O.J. Simpson’s date with a Nevada parole board Thursday is quickly approaching national obsession status, reminiscent of his double murder trial, dubbed the Trial of the Century.
“In a way, I’m being forced to follow it. Is this the parole hearing of the century? I guess it is. People want his release. It’s hard to understand,” Darden told the Daily News on Tuesday.
“You don’t hear this much about (Charles) Manson and his parole hearings,” he said. “This is the parole hearing of the century.”
Simpson, 70, is incarcerated at Nevada’s Lovelock Correctional Facility for robbing two memorabilia dealers at a Las Vegas casino hotel back in 2007.
Prosecutors said he led a ragtag group of armed friends into the ill-fated heist. Simpson claimed he never saw a gun and only wanted to retrieve family heirlooms stolen by a former manager.
The former football star was sentenced to nine to 33 years in 2008. He has already served more than eight years and hopes the parole board will let him walk free in October.
One of his victims, collectibles broker Alfred Beardsley, died in 2015. The other, Bruce Fromong, is expected to attend the proceeding and show support for Simpson’s release.
Though he won’t be at the hearing in person, Fred Goldman, the father of murder victim Ron Goldman, told The News he wants Simpson to remain locked up.
“I’ll be following it,” Goldman said in a brief phone interview Tuesday.
Asked if he opposed Simpson’s release, Goldman said, “Absolutely, I do.”
In a nod to public fascination with Simpson’s saga, Nevada officials said the Thursday hearing will be streamed live, with a decision from the four-member board expected in a matter of hours, not the usual several days. If granted parole, Simpson could be released on Oct. 1.
Simpson’s best friend Tom Scotto told The News he planned to be in a conference room at the prison with Simpson on Thursday.
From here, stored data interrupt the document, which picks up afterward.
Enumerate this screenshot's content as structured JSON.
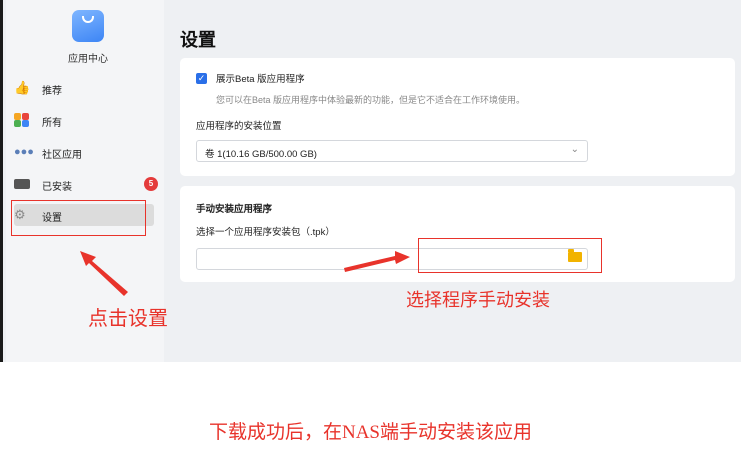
{
  "sidebar": {
    "app_center_label": "应用中心",
    "items": [
      {
        "label": "推荐",
        "icon": "thumbs-up-icon"
      },
      {
        "label": "所有",
        "icon": "app-grid-icon"
      },
      {
        "label": "社区应用",
        "icon": "community-icon"
      },
      {
        "label": "已安装",
        "icon": "drive-icon",
        "badge": "5"
      },
      {
        "label": "设置",
        "icon": "gear-icon",
        "active": true
      }
    ]
  },
  "main": {
    "title": "设置",
    "beta": {
      "checkbox_label": "展示Beta 版应用程序",
      "description": "您可以在Beta 版应用程序中体验最新的功能，但是它不适合在工作环境使用。",
      "checked": true
    },
    "install_location": {
      "label": "应用程序的安装位置",
      "selected": "卷 1(10.16 GB/500.00 GB)"
    },
    "manual_install": {
      "title": "手动安装应用程序",
      "hint": "选择一个应用程序安装包（.tpk）"
    }
  },
  "annotations": {
    "click_settings": "点击设置",
    "choose_program": "选择程序手动安装",
    "caption": "下载成功后，在NAS端手动安装该应用"
  },
  "colors": {
    "accent": "#2a6fe8",
    "annotation_red": "#e8332b",
    "badge_red": "#e43b3b",
    "folder_yellow": "#f2b300"
  }
}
Simpson will appear at the hearing via video conference.
He said the Heisman Trophy winner has been a “positive” force at Lovelock and deserves his freedom.
“There’s no reason he shouldn’t get (parole). He’s done everything right. He’s pretty much been a model prisoner,” Scotto said.
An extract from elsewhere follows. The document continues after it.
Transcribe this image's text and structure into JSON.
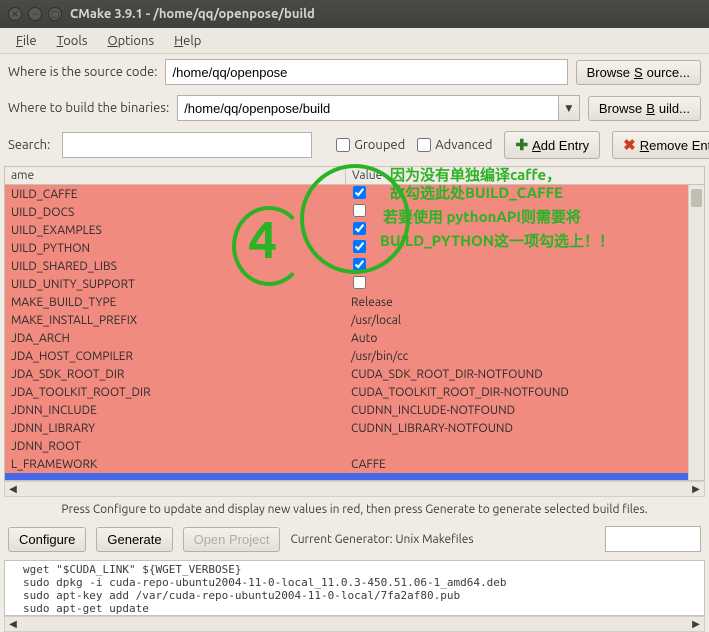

Scotto, 55, also scoffed at the announcement by Fox News that it hired disgraced cop Mark Fuhrman as a paid pundit for its on-air coverage of the hearing.
“He’s a racist and a convicted felon,” Scotto said of Fuhrman, referring to his perjury conviction for testifying that he hadn’t used the N-word in the previous 10 years. “Everyone saw he’s a racist on live TV.”
Fuhrman, 65, was a notorious figure during Simpson’s double murder trial.
He told jurors he found the bloody glove that seemed to connect Simpson to the murders of Nicole Brown Simpson and Ron Goldman, but then recordings surfaced in which he repeatedly used the N-word, and his credibility was shredded.
The veteran cop eventually pleaded no contest to felony perjury. He was sentenced to three years’ probation.
“He shouldn’t be allowed on any major news station at all,” Scotto said Tuesday. “He’s not just a convicted felon, but convicted of perjury. How can he be a serious commentator on TV, talking about any cases, let alone this one? He lied during (Simpson’s murder) trial!”
Simpson was in Vegas attending Scotto’s wedding at the time of the robbery that landed him in prison.
Fuhrman previously told The News his recorded use of the N-word didn’t reflect his true persona. He was consulting on dialogue for a movie, he said, and it was part of a dramatic character he was portraying.
“We were writing a screenplay,” he explained. “Some people say, ‘Well, you had to think those things to say them.’ Okay, I did. But I could absorb a lot of personalities and regurgitate them.”
The commissioners scheduled to quiz Simpson will be in Carson City about a two-hour drive from Simpson’s prison cell. Officials have issued more than 240 media credentials.
Simpson is expected to appear heavier and grayer than he did during his heyday as a charismatic TV pitchman, movie actor, sports commentator and inductee into the Football Hall of Fame.
Scotto said his friend is eager to resume his life on the outside.
“He wants to be near his kids,” Scotto said. “He misses his family.”
Simpson’s former lawyer Yale Galanter expects “The Juice” to be let loose, saying he has been a model prisoner with no infractions.
Galanter said that at a 2013 hearing Simpson received parole for some of his charges, including the armed robbery conviction. The parole hearing on Thursday covers the remaining counts.
The state parole board bases its decisions on points an inmate has accumulated for behavior in prison.
“Here, if you’re a model prisoner, you behave yourself, you’re not a flight risk, you get paroled,” Galanter told The News on Sunday.